From McClellan v. I-Flow Corp., 710 F. Supp. 2d 1092 (D. Or. 2010):
Rule 702 permits expert testimony that is helpful to the trier of fact, reliable, and relevant. To that end, Daubert was intended to exclude "junk science" — unsupported testimony or evidence cloaked in the credentials of a testifying expert — that would confuse or mislead rather than "assist the trier of fact." Best v. Lowe's Home Ctrs., Inc., 563 F.3d 171, 176-77 (6th Cir. 2009) ("Daubert attempts to strike a balance between a liberal admissibility standard for relevant evidence on the one hand and the need to exclude misleading 'junk science' on the other."). Daubert did not, however, impose an "exacting standard of causality" beyond the preponderance of the evidence "simply because scientific issues are involved." In re Ephedra Prods. Liab. Litig., 393 F. Supp. 2d 181, 190 (S.D.N.Y. 2005). "It would be unreasonable to conclude that the subject of scientific testimony must be 'known' to a certainty; arguably, there are no certainties in science." Daubert, 509 U.S. at 590.... Moreover, "[l]ack of certainty is not, for a qualified expert, the same thing as guesswork." Primiano v. Cook, ___ F.3d ___, 2010 U.S. App. LEXIS 8859, 2010 WL 1660303, at *5 (9th Cir. Apr. 27, 2010).

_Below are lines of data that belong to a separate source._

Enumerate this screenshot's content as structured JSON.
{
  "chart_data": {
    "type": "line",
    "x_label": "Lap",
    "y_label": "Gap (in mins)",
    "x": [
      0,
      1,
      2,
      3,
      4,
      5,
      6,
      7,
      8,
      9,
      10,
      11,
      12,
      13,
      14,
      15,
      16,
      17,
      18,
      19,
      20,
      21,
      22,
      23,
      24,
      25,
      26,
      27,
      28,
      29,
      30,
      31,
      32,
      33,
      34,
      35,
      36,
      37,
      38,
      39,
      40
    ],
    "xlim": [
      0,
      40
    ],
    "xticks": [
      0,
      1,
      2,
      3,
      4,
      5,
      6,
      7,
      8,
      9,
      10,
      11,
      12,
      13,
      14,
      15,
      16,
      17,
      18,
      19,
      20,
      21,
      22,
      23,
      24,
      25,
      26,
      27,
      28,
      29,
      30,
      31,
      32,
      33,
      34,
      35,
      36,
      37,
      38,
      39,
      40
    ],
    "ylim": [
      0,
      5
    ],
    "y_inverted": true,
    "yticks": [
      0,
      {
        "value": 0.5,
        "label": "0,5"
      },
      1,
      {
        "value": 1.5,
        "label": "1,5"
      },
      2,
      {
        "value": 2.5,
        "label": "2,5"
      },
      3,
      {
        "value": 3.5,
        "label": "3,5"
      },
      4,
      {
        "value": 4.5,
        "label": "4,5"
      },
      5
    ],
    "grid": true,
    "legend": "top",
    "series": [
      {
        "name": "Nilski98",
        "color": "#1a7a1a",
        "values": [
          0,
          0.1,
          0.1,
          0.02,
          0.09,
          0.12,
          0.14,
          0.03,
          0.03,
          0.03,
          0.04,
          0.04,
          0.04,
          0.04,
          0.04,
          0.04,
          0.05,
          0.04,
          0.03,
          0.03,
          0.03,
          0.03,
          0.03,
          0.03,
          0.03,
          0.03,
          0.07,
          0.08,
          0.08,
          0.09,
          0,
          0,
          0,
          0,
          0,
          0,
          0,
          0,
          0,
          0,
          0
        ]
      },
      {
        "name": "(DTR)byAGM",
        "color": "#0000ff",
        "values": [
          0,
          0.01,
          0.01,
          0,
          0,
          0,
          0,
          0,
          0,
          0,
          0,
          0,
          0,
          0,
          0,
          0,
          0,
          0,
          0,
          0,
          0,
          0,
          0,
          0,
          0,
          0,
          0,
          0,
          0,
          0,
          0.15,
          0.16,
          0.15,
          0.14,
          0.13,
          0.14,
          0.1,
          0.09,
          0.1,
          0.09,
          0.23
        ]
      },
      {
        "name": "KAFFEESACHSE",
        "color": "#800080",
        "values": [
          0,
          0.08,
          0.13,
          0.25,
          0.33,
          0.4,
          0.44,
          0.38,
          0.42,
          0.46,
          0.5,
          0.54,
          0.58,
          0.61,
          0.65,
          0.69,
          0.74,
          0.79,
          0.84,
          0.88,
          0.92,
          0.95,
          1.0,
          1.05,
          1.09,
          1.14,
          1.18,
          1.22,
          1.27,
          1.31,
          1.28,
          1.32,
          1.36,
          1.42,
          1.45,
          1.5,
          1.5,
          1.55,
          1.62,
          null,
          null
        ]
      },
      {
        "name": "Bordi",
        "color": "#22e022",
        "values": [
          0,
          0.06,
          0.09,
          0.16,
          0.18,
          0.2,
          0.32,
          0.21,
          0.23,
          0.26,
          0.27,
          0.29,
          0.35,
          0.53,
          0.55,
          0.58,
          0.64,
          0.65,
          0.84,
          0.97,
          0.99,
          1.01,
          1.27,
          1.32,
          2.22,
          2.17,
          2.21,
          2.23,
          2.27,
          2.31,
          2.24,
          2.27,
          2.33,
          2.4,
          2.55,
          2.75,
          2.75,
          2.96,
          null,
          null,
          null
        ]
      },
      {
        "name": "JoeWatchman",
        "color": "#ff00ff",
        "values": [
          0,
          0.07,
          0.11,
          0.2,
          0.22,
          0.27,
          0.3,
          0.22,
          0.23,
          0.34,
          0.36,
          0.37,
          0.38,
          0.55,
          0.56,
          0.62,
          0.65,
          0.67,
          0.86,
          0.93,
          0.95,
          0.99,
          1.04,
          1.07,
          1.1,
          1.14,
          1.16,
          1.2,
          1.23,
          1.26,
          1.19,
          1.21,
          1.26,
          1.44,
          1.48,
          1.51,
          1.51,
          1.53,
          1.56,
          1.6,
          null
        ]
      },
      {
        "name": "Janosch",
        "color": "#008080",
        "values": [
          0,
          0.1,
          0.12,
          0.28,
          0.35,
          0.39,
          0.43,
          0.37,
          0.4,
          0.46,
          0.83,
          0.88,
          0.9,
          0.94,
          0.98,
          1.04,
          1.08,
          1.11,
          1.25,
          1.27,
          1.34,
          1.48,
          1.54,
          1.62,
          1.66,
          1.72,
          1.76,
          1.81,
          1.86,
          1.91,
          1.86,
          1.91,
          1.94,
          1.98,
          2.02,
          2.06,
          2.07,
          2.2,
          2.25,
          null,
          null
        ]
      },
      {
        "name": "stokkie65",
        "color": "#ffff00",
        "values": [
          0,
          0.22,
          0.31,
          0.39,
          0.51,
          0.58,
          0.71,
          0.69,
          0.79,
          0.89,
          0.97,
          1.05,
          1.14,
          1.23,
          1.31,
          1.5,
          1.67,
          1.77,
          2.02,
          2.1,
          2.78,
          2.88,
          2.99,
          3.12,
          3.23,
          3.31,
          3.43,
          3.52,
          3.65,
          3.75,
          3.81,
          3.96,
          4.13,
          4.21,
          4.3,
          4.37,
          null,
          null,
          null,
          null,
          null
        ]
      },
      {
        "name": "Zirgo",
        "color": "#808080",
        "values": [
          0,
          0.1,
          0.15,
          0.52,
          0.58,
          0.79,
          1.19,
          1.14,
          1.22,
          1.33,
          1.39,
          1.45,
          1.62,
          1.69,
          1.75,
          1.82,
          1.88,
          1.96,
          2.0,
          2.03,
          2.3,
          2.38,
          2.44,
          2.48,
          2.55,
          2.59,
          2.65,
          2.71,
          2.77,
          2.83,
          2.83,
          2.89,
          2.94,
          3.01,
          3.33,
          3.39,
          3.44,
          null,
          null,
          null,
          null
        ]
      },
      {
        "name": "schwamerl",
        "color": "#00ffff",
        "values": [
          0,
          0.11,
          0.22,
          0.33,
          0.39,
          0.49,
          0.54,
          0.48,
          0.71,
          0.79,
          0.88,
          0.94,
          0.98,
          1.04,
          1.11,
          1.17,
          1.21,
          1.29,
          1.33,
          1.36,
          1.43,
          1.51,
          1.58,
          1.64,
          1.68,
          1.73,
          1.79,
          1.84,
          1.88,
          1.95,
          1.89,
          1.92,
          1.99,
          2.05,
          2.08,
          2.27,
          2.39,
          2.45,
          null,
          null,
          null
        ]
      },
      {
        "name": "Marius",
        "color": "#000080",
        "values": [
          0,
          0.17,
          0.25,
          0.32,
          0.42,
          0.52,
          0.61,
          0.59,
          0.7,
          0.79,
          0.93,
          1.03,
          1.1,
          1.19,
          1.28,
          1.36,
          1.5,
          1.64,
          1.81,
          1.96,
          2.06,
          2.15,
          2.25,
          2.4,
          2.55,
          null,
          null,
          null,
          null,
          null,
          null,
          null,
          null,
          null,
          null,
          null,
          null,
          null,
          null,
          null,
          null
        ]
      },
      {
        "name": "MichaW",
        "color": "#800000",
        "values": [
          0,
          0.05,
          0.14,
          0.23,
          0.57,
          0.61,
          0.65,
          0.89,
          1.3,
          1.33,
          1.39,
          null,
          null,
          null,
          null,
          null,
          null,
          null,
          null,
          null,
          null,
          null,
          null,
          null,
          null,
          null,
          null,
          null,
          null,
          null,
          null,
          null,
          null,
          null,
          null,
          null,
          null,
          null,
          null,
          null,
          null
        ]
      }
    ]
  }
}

Consequently, the proper focus under Daubert is whether an expert's testimony rests on evidence reliably derived from scientific methodology and is relevant to the facts of the case, not whether plaintiffs' experts can prove the point of their testimony. Ambrosini v. Labarraque, 101 F.3d 129, 135, 322 U.S. App. D.C. 19 (D.C. Cir. 1996) ("The dispositive question is whether the testimony will 'assist the trier of fact to understand the evidence or to determine a fact in issue,' not whether the testimony satisfies the plaintiff's burden on the ultimate issue at trial.") (citation omitted). Indeed, establishing reliability should not mean that plaintiffs "have to prove their case twice — they do not have to demonstrate to the judge by a preponderance of the evidence that the assessments of their experts are correct, they only have to demonstrate by a preponderance of evidence that their opinions are reliable." In re Paoli R.R. Yard PCB Litig., 35 F.3d 717, 744 (3d Cir. 1994); Allison v. McGhan Med. Corp., 184 F.3d 1300, 1312 (11th Cir. 1999) (accord); In re Ephedra, 393 F. Supp. 2d at 193 ("Daubert's dictum about scientific validity" is not "authority for increasing the burden of proof imposed by substantive law"). Reliability under Daubert does not depend on "the correctness of the expert's conclusions but [on] the soundness" of the methodology. Daubert II, 43 F.3d at 1318.
***"Under Daubert, the district judge is 'a gatekeeper, not a fact finder.'" Primiano, 2010 U.S. App. LEXIS 8859, 2010 WL 1660303, at *4 (quoting United States v. Sandoval-Mendoza, 472 F.3d 645, 654 (9th Cir. 2006)).